Cooking with coconut oil
Many people still roast their vegetables with olive oil and/or other delicate oils as there isn't much information out there about the changes in foods when heated. It is important not to heat olive oil (along with many other oils) at a high temperature as the biochemical structure of the oil turns from a good fat to a bad fat (in particular a trans fat, which our bodies don't recognise and therefore cannot break down). Coconut oil however, can be heated at high temperatures as it is highly resistant to oxidation, which is why it is the most common oil used for cooking in my kitchen. Please note that the coconut oil I am referring to is 'unrefined, cold pressed, virgin coconut oil' found in health food stores and most supermarkets.
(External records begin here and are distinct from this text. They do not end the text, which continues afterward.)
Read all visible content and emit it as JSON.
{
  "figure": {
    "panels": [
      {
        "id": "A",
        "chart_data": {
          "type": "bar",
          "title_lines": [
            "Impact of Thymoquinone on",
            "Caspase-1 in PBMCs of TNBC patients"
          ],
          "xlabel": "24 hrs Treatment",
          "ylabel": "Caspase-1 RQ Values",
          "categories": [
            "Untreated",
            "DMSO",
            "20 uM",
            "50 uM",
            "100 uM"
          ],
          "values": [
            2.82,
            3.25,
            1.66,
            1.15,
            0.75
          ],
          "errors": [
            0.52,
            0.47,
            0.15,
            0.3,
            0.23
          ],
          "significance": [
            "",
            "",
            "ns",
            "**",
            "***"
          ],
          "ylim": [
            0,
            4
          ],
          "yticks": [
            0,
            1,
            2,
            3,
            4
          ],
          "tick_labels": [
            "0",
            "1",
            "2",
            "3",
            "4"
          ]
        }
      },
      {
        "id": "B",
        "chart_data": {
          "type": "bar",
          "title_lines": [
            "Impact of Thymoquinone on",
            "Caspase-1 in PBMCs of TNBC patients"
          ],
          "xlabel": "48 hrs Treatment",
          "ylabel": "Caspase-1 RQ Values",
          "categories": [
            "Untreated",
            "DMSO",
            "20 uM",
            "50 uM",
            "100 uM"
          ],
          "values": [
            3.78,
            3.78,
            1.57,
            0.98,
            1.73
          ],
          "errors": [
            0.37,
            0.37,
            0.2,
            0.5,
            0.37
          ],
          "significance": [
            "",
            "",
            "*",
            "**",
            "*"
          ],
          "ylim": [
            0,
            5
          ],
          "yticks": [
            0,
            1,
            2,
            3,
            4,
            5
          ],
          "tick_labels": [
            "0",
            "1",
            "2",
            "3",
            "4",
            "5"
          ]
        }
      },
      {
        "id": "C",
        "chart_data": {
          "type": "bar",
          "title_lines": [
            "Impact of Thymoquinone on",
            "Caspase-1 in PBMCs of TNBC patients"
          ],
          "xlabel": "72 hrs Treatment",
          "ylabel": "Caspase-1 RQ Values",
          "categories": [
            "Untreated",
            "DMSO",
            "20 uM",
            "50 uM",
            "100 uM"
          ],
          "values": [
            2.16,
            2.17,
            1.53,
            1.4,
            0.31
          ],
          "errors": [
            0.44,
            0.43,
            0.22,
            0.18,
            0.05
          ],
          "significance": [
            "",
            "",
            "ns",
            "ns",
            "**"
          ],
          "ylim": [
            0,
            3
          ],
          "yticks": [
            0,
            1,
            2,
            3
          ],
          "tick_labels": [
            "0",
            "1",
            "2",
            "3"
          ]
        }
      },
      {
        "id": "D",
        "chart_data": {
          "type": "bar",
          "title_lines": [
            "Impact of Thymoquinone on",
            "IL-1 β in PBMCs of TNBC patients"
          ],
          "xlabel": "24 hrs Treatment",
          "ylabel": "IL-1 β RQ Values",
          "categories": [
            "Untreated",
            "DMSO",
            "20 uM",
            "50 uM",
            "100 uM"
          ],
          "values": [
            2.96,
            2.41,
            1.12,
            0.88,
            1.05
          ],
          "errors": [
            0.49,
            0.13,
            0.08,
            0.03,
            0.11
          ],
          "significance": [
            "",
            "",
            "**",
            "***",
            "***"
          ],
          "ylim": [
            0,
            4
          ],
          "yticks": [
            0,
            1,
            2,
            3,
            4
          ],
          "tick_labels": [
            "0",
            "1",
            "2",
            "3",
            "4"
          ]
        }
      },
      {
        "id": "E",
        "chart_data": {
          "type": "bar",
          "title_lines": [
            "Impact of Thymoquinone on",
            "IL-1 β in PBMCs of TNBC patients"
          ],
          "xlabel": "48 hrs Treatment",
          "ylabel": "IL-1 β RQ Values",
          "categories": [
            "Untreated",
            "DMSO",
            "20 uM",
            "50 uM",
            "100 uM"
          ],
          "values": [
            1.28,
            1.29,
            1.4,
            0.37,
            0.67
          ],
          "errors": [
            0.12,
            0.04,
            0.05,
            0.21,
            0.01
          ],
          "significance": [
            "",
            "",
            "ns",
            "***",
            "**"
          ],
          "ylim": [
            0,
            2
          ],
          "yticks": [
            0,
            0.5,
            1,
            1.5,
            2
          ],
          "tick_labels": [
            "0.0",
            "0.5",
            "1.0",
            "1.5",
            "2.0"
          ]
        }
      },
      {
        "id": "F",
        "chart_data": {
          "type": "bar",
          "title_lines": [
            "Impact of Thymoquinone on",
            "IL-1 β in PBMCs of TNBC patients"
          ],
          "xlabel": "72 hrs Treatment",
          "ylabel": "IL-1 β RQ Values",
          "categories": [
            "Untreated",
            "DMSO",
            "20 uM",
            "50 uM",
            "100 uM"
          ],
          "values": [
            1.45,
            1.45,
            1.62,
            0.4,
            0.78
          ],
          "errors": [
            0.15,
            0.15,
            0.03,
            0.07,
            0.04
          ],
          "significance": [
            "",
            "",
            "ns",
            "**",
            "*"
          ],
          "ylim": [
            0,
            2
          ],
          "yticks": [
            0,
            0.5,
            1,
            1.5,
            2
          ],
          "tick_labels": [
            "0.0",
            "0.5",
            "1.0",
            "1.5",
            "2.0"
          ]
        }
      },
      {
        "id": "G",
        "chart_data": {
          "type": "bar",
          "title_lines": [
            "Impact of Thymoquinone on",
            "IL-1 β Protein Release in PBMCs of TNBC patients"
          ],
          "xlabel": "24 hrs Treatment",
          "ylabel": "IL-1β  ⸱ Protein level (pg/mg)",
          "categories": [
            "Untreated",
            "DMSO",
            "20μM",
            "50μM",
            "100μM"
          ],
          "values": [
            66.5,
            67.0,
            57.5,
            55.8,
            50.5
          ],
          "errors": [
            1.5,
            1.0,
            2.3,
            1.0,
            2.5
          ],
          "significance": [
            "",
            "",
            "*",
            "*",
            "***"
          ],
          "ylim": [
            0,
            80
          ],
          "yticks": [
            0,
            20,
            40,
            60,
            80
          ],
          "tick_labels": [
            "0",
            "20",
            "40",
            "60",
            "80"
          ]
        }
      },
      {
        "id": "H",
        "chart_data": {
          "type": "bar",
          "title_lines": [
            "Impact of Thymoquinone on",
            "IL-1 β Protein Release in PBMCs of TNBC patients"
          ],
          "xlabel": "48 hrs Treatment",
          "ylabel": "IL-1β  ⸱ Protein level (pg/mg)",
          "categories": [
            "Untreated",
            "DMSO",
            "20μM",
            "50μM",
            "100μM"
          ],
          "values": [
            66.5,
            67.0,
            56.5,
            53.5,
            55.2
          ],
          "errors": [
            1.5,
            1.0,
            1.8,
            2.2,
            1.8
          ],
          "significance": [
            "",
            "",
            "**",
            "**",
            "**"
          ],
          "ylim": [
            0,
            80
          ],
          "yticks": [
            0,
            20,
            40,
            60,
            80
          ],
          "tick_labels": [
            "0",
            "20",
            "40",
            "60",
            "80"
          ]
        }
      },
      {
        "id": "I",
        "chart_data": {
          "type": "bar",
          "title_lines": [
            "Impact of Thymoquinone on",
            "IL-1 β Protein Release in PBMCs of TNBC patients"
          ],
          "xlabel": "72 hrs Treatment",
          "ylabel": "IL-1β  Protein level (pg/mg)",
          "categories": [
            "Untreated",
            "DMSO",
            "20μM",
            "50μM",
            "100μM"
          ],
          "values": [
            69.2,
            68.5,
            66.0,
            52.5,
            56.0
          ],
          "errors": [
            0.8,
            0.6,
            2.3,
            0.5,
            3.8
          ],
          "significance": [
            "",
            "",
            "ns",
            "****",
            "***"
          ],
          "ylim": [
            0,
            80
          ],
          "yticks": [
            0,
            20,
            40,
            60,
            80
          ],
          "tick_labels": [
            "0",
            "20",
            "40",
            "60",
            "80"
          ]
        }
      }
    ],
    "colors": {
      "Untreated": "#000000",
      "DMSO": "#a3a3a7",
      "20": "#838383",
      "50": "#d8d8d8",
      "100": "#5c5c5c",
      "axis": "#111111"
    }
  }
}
Not only is coconut oil great for cooking at high temperatures, but it also has an extremely high lauric acid content, which can be greatly protective against infections by killing pathogens. It also significantly reduces bad cholesterol (LDL) levels, whilst increasing good cholesterol (HDL) levels - in other words coconut oil may also help to prevent heart disease. Along with that, coconut oil boosts energy levels and also improves satiety which helps prevent overeating. Incorporating coconut oil into your diet is important as its benefits are almost endless, don't take my word for it though - try it out yourself.
1. Wash, peel and cut your veggies and spread out on a baking tray with some bakers paper underneath (above I have used organic potatoes, carrots, purple and golden beets, fennel, onion, carrots).
2. Then scoop out coconut oil from the jar (it will be solid at room temp) and dollop on top of the vegetables in teaspoon scoops - you can also use clean hands to spread the oil further between the veggies.
3. Chop up some rosemary and sprinkle over the top, add seasoning (Himalayan pink salt and pepper) and bake at 180°c for approx 45mins.
I usually serve these with fresh greens and some kind of plant protein.